Москва
Москва уже была не Москва. Всего через сутки с начала войны это был совсем другой город. Потом начались бомбежки. Армады немецких самолетов в летнем небе напоминали толпу тараканов, ползущих по чистой скатерти. Ночами вселяли ужас душераздирающие стоны пикирующих бомбардировщиков. Горели, рушились дома. На улицах витала кирпичная пыль, забиваясь в рот, в глаза. Москвичи будто ослепли от ужаса.
Бомбы разрывались в самом центре Москвы — у здания Московского университета на Моховой, прямо рядом с Кремлем. Большой театр пострадал от взрыва. Но фашистские «хенкели», «юнкерсы» не брезговали и кварталами деревянных домишек. Наоборот, рассчитывали, что от этой спички загорится вся Москва. Случалось, дым от пожарищ застилал солнце. Тротуары были густо усеяны цементной крошкой.

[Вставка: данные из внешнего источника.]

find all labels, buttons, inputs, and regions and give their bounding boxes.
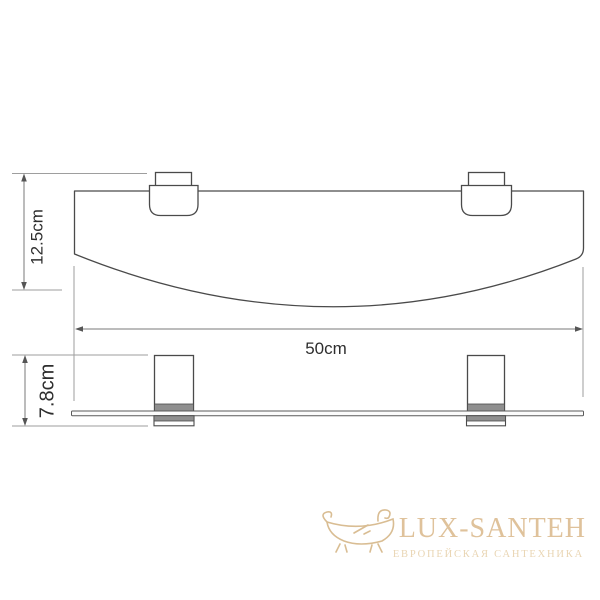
bathtub-icon (323, 510, 394, 552)
arrowhead-down (22, 418, 28, 426)
arrowhead-up (21, 174, 27, 182)
product-drawing-page: 12.5cm 50cm (0, 0, 600, 600)
brand-logo: LUX-SANTEH ЕВРОПЕЙСКАЯ САНТЕХНИКА (323, 510, 586, 560)
bracket-left-clamp-top (155, 404, 194, 411)
bracket-right-wallplate (469, 173, 505, 187)
bracket-right-upper (468, 356, 505, 412)
top-view (75, 173, 584, 307)
arrowhead-left (75, 326, 83, 332)
bracket-left-body (150, 186, 199, 216)
arrowhead-up (22, 355, 28, 363)
dimension-width-label: 50cm (305, 339, 347, 358)
bracket-left-upper (155, 356, 194, 412)
bracket-right-clamp-top (468, 404, 505, 411)
bracket-right-lower-clamp (467, 416, 506, 426)
dimension-depth-label: 12.5cm (27, 209, 46, 265)
bracket-right-front-view (468, 356, 505, 412)
bracket-left-front-view (155, 356, 194, 412)
bracket-right-top-view (462, 173, 512, 216)
glass-shelf-front (72, 411, 584, 416)
dimension-height-label: 7.8cm (36, 364, 58, 418)
arrowhead-right (575, 326, 583, 332)
bracket-left-top-view (150, 173, 199, 216)
arrowhead-down (21, 282, 27, 290)
clamp-band (154, 416, 194, 421)
brand-name: LUX-SANTEH (399, 513, 586, 544)
clamp-band (467, 416, 506, 421)
technical-drawing: 12.5cm 50cm (0, 0, 600, 600)
bracket-left-wallplate (156, 173, 192, 187)
brand-tagline: ЕВРОПЕЙСКАЯ САНТЕХНИКА (393, 548, 584, 560)
bracket-left-lower-clamp (154, 416, 194, 426)
bracket-right-body (462, 186, 512, 216)
front-view (72, 356, 584, 426)
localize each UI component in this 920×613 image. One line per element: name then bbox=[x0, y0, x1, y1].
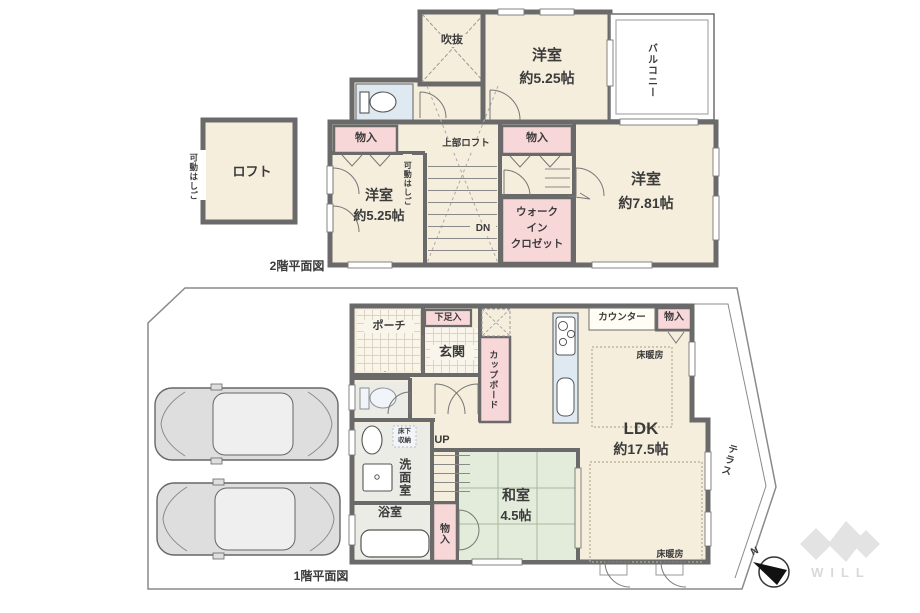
room-top-size: 約5.25帖 bbox=[495, 70, 599, 86]
brand-logo-text: WILL bbox=[798, 566, 884, 581]
room-right-name: 洋室 bbox=[610, 171, 682, 188]
counter-label: カウンター bbox=[592, 313, 652, 324]
storage-left-label: 物入 bbox=[336, 132, 396, 145]
entrance-label: 玄関 bbox=[430, 345, 474, 360]
cupboard-label: カップボード bbox=[488, 341, 498, 419]
room-left-name: 洋室 bbox=[336, 187, 422, 203]
upper-loft-label: 上部ロフト bbox=[436, 139, 496, 150]
storage-top-label: 物入 bbox=[659, 312, 689, 324]
wic-label-line2: イン bbox=[506, 222, 568, 234]
washitsu-size: 4.5帖 bbox=[490, 509, 542, 524]
floor-heating-bottom-label: 床暖房 bbox=[650, 549, 690, 559]
stair-ladder-label: 可動はしご bbox=[403, 154, 412, 212]
porch-label: ポーチ bbox=[364, 320, 414, 333]
washroom-label: 洗面室 bbox=[397, 452, 411, 502]
ldk-size: 約17.5帖 bbox=[600, 441, 682, 457]
storage-mid-label: 物入 bbox=[506, 132, 568, 145]
void-label: 吹抜 bbox=[430, 34, 474, 47]
storage-washitsu-label: 物入 bbox=[437, 514, 449, 554]
loft-label: ロフト bbox=[222, 165, 282, 180]
room-left-size: 約5.25帖 bbox=[332, 209, 426, 224]
brand-logo-icon bbox=[800, 521, 880, 562]
staircase-2f bbox=[428, 156, 497, 262]
wic-label-line1: ウォーク bbox=[506, 206, 568, 218]
ldk-name: LDK bbox=[610, 419, 672, 439]
underfloor-storage-line2: 収納 bbox=[394, 437, 415, 444]
floorplan-geometry bbox=[0, 0, 920, 613]
underfloor-storage-line1: 床下 bbox=[394, 428, 415, 435]
balcony-label: バルコニー bbox=[645, 28, 657, 112]
stairs-down-label: DN bbox=[470, 223, 496, 235]
kitchen-counter bbox=[553, 313, 578, 423]
car-icon bbox=[155, 384, 338, 464]
toilet-icon bbox=[360, 92, 396, 113]
stairs-up-label: UP bbox=[428, 434, 456, 447]
washitsu-name: 和室 bbox=[492, 487, 540, 503]
wic-label-line3: クロゼット bbox=[506, 238, 568, 250]
floor2-caption: 2階平面図 bbox=[264, 260, 330, 274]
room-right-size: 約7.81帖 bbox=[604, 195, 688, 211]
staircase-1f bbox=[434, 453, 470, 500]
bathtub-icon bbox=[361, 530, 429, 557]
tatami-grid bbox=[459, 452, 576, 560]
loft-ladder-label: 可動はしご bbox=[188, 146, 198, 208]
shoe-storage-label: 下足入 bbox=[426, 312, 470, 322]
floor1-caption: 1階平面図 bbox=[288, 570, 354, 584]
car-icon bbox=[157, 479, 340, 559]
bathroom-label: 浴室 bbox=[368, 506, 412, 520]
floorplan-canvas: ロフト 可動はしご 吹抜 洋室 約5.25帖 バルコニー 物入 上部ロフト 可動… bbox=[0, 0, 920, 613]
floor-heating-top-label: 床暖房 bbox=[630, 350, 670, 360]
compass-icon bbox=[753, 557, 789, 587]
room-top-name: 洋室 bbox=[495, 47, 599, 64]
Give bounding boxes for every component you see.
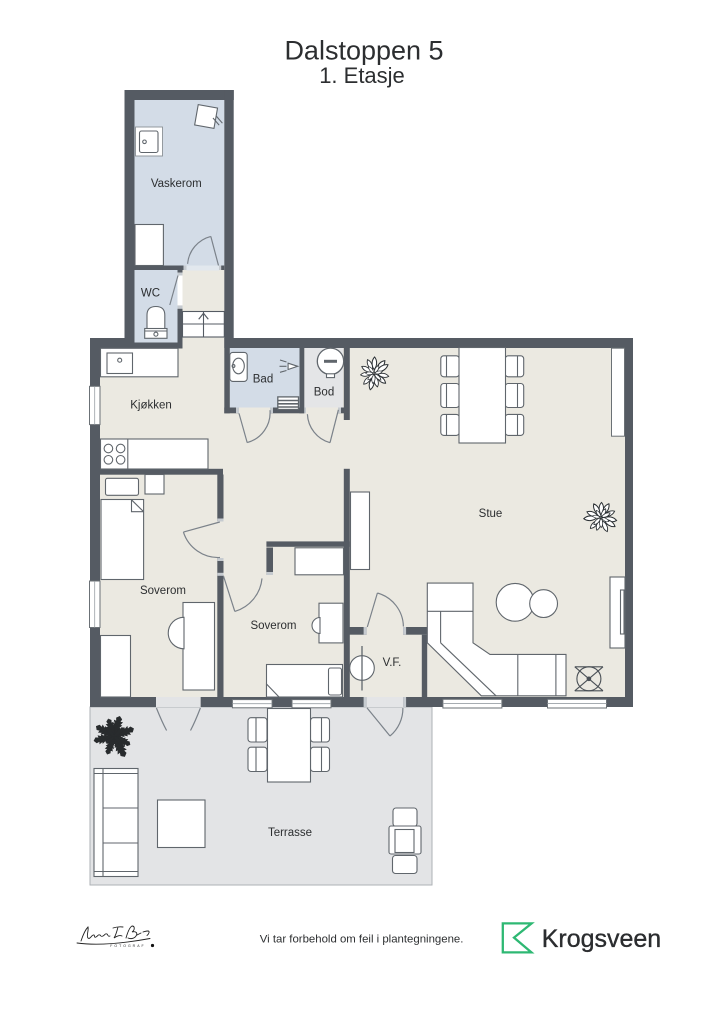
svg-text:Bod: Bod bbox=[314, 386, 334, 398]
svg-text:Vi tar forbehold om feil i pla: Vi tar forbehold om feil i plantegningen… bbox=[260, 934, 464, 946]
svg-text:WC: WC bbox=[141, 287, 160, 299]
svg-text:Kjøkken: Kjøkken bbox=[130, 399, 172, 411]
svg-text:1. Etasje: 1. Etasje bbox=[319, 63, 405, 88]
svg-text:Soverom: Soverom bbox=[140, 585, 186, 597]
svg-text:FOTOGRAF: FOTOGRAF bbox=[110, 944, 145, 948]
svg-text:Stue: Stue bbox=[479, 508, 503, 520]
svg-text:V.F.: V.F. bbox=[383, 657, 402, 669]
svg-text:Bad: Bad bbox=[253, 373, 273, 385]
svg-text:Vaskerom: Vaskerom bbox=[151, 178, 202, 190]
svg-text:Dalstoppen 5: Dalstoppen 5 bbox=[284, 36, 443, 66]
svg-text:Terrasse: Terrasse bbox=[268, 827, 312, 839]
svg-text:Krogsveen: Krogsveen bbox=[542, 925, 662, 953]
svg-text:Soverom: Soverom bbox=[250, 620, 296, 632]
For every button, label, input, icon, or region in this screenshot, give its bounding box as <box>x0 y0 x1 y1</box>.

Немецкие орды наступали стремительно. К концу сентября фашисты были уже под Москвой. У военкоматов выстраивались очереди. Мужчины рвались на фронт. С началом войны угнетенный народ будто расправил плечи. Гнев на фашистских захватчиков оказался сильнее страха. Люди были готовы биться до победы, забыв все унижения, отринув робость, которую Сталин посеял в их сердцах. Возродился, казалось, уже забытый русский кураж.
Москвичи дежурили на крышах во время авианалетов, чтобы гасить зажигательные бомбы. На некоторых домах были установлены зенитки. Люди научились отличать звук «хенкеля» от «мессершмитта». Штурмовики пикировали с устрашающим воем, почти задевая крыши, чтобы сеять смерть. Охотились на всех без разбора — на детей, стариков… Бомбардировщики, наоборот, парили высоко в небе. Их мерный, даже умиротворяющий рокот, однако, предупреждал, что вот-вот раздастся губительный свист падающих бомб.
Окна заклеивали наперекрест бумажными лентами, чтобы их не разбило взрывной волной. По вечерам и ночам соблюдалась светомаскировка. Далеко не все москвичи переносили бомбоубежища. Там была страшная духота, отголоски взрывов терзали душу. Так что многие предпочитали во время воздушной тревоги дежурить на крышах, хотя бы просто грозя кулаком вражеским самолетам.
Лихо отбросив к столице обескураженного противника, немцы стали действовать со своим обычным педантизмом. Бомбардировки упорядочились: теперь они каждую ночь бомбили Москву в одно и то же время. Москвичи успевали подготовиться к налету загодя. Еще до того, как зазвучит сирена, матери с детьми уже направлялись к станциям метро, ставшим убежищами. Некоторые тащили чемоданы, узлы, детские игрушки. Если налет затягивался, люди там и спали прямо на полу на каких-нибудь подстилках. Разрывы бомб сюда почти не доносились. Приходилось терпеливо ждать, когда после сурового сообщения: «Граждане, воздушная тревога» в громкоговорителе наконец прозвучит спасительное: «Граждане, угроза воздушного нападения миновала».
Тогда можно было подняться наверх. После авианалета Москва казалась будто оцепеневшей от ужаса. Горели дома. Люди тревожно вглядывались в темноту, пытаясь понять, цел ли их собственный. Уже летом москвичек отправили копать противотанковые рвы. Собственно, предполагался один длиннющий ров на многие километры. Вручную, лопатами, женщины перекидали тысячи тонн земли. На работу сгоняли всех, от студенток до старух с мозолистыми руками. Там были и солдатские вдовы, и жены — некоторые из них проводили мужей на фронт наутро после первой брачной ночи.
Над городом висели аэростаты противовоздушной обороны. На некоторых улицах возводились баррикады. Из городского транспорта ходили одни трамваи. Почти исчезли легковые машины, только грузовики, перевозившие противотанковые ежи, ползли к западным окраинам столицы. Мавзолей и Большой театр были укрыты гигантскими брезентовыми чехлами, чтобы не стать мишенью для вражеских бомб.
Каждую ночь лучи прожекторов обшаривали небо, дотягиваясь до подбрюший аэростатов, украшенных огромными красными звездами. Лишь только в луч попадал самолет, начинался сущий ад. Не переставая били зенитки, трассирующие пули испещряли тьму яркими полосами. Все напоминало картину какого-то обезумевшего сюрреалиста. Ночь курилась дымками. Когда зенитчики попадали в цель, раздавался характерный звук, самолет тут же вспыхивал и устремлялся к земле, оставляя дымный след. Иногда сразу после этого в небе распускались зонтики парашютов. А на крышах люди вопили от восторга.